The origin of AFR's performance problems is that it requires extra operations
(beyond the necessary N writes) in the non-failure case to ensure correct
operation in the failure case. The basis of the proposed solution is therefore
to be optimistic instead of pessimistic, expending minimal resources in the
normal case and taking extra steps only after a failure. The basic write
algorithm becomes:

1. Forward the write to all N replicas
2. If all N replicas indicate success, we're done
3. If any replica fails, add information about the failed request (e.g.
file, offset, length) to journals on the replicas where it succeeded
4. As part of the startup process, defer completion of startup until
brought up to date by replaying peers' journals

Because the process relies on a journal, there's no need to maintain a
separate list of files in need of repair; journal contents can be examined at
any time, and if they're empty (the normal case) that serves as a positive
indication that the volume is in a fully protected state.

Doing repair as part of the startup process means that, if the failure is a
network partition rather than a server failure4, then neither side will go
through the startup process. Each server must therefore initiate repair upon
being notified of another server coming up as well as during startup. Journal
entries are pushed rather than pulled, from the servers that have them to the
newly booted or reconnected server. Each server must also be a client, both to
receive peer-status notifications (which currently go only to clients) and to
issue journal-related requests.

There is a situation where, in the middle of Step 2. where half the servers have completed the write (other half servers have not yet processed the writes, and there is a power outage of the entire data center including the client. If the writes happened to be overwrites which do not extend the file size, they will go unnoticed and never get healed. Being optimistic (without writing pre-changelog) works in situation where partial failures are trivially detected - e.g. namespace operations where lookups can detect there was a failure just by the fact that an entry is present on one server and not on the other (an xattr journal is not necessary to "show" a mismatch). It could even work for writes which extend the file size as lookup will notice mismatching file sizes instantly without the need for an xattr changelog.

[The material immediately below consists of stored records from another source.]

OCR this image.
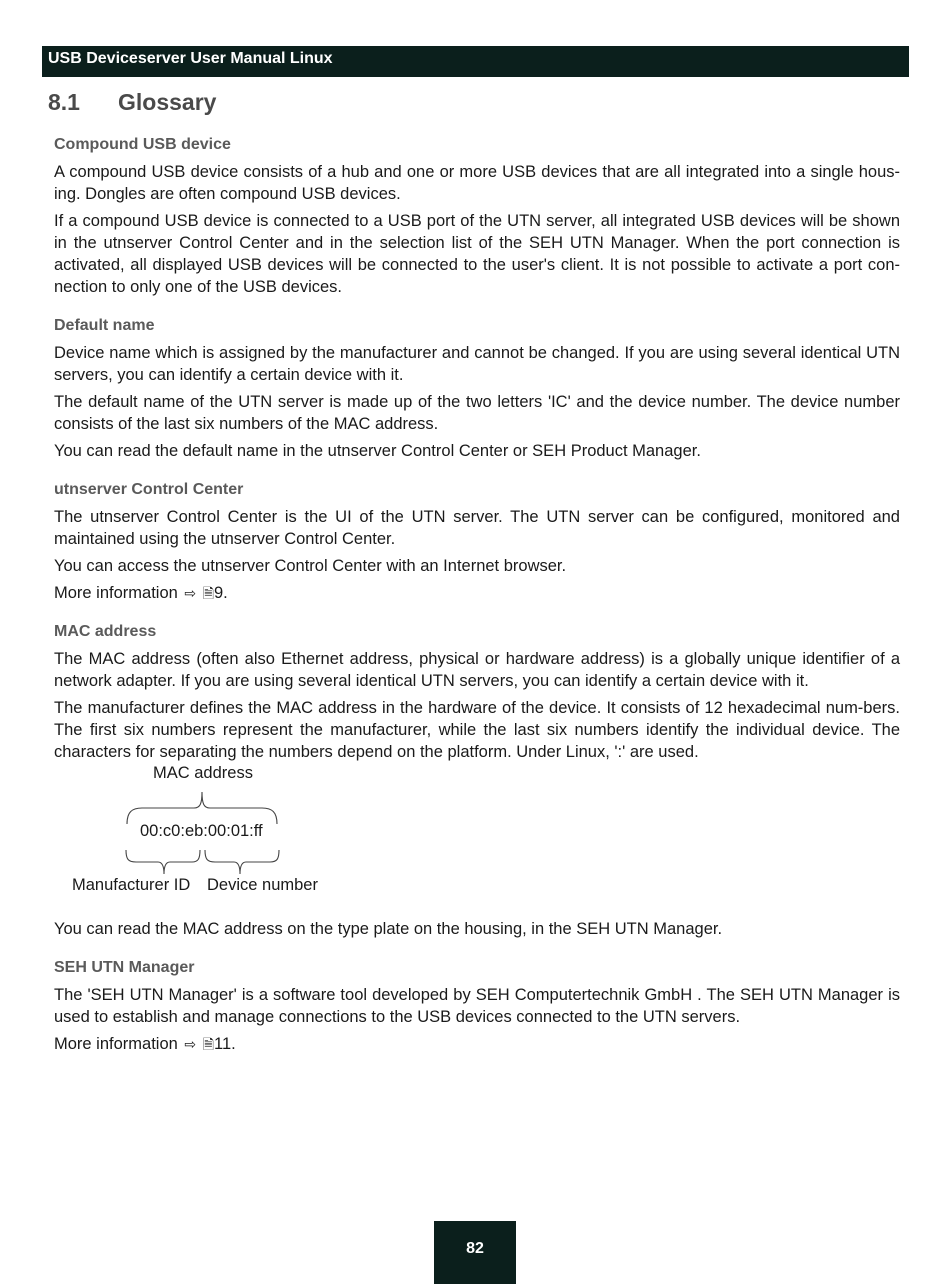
USB Deviceserver User Manual Linux
8.1 Glossary

Compound USB device

A compound USB device consists of a hub and one or more USB devices that are all integrated into a single hous-ing. Dongles are often compound USB devices.

If a compound USB device is connected to a USB port of the UTN server, all integrated USB devices will be shown in the utnserver Control Center and in the selection list of the SEH UTN Manager. When the port connection is activated, all displayed USB devices will be connected to the user's client. It is not possible to activate a port con-nection to only one of the USB devices.

Default name

Device name which is assigned by the manufacturer and cannot be changed. If you are using several identical UTN servers, you can identify a certain device with it.

The default name of the UTN server is made up of the two letters 'IC' and the device number. The device number consists of the last six numbers of the MAC address.

You can read the default name in the utnserver Control Center or SEH Product Manager.

utnserver Control Center

The utnserver Control Center is the UI of the UTN server. The UTN server can be configured, monitored and maintained using the utnserver Control Center.

You can access the utnserver Control Center with an Internet browser.

More information ⇨ 🗎9.

MAC address

The MAC address (often also Ethernet address, physical or hardware address) is a globally unique identifier of a network adapter. If you are using several identical UTN servers, you can identify a certain device with it.

The manufacturer defines the MAC address in the hardware of the device. It consists of 12 hexadecimal num-bers. The first six numbers represent the manufacturer, while the last six numbers identify the individual device. The characters for separating the numbers depend on the platform. Under Linux, ':' are used.

MAC address
00:c0:eb:00:01:ff
Manufacturer ID Device number

You can read the MAC address on the type plate on the housing, in the SEH UTN Manager.

SEH UTN Manager

The 'SEH UTN Manager' is a software tool developed by SEH Computertechnik GmbH . The SEH UTN Manager is used to establish and manage connections to the USB devices connected to the UTN servers.

More information ⇨ 🗎11.

82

That is the pattern of situations where such "optimisitic" changelog handling can be done (where partial failures result in easily noticeable mismatches). I refer to "optmisitc changelog" meaning proceeding to perform the actual syscall modification without the initial changelog shielding against failures in the middle (and writing out a changelog - if you survive - about where all the change succeeded).

Another important point to note here, is the recovery process. Even in failure situations described above, the question of direction of recovery comes into picture. If a changelog exists (i.e, client survived long enough to write out the journal), then that will indicate the direction of "healing". The client should absolutely not return the syscall before the journal update is done (just cannot be a background process). But if a changelog does not exist after noticing the mismatch, it means that the client did not survive long enough to make the change.

At this point it becomes an arbitrary decision about chosing the direction of healing. With most changes (both namespace and data) you can always make a "conservative" choice. If a file exists on one and not on the other, then recreate it. That means, if it was due to a partial creation, we "roll-ahead" the transaction to completion, whereas if it was due to a partial unlinking, then we "roll-back" the transaction to the initial state - we can make a conservative decision without really caring what the actual transaction was.

The situation with file data is slightly different, if there is a mismatch in file size we can heal in the direction of the making the file size big on both servers. That way, we would have "rolled-ahead" a partial file-extending write and "rolled-back" a partial truncate.

But if there was a partial overwrite in the middle of the file, it is just not feasible to bring it under the "optimistic changelogging" kind of a optimization.

Another step which I don't see in the above sequence of operations is locking/unlocking of the modification regions.

Avati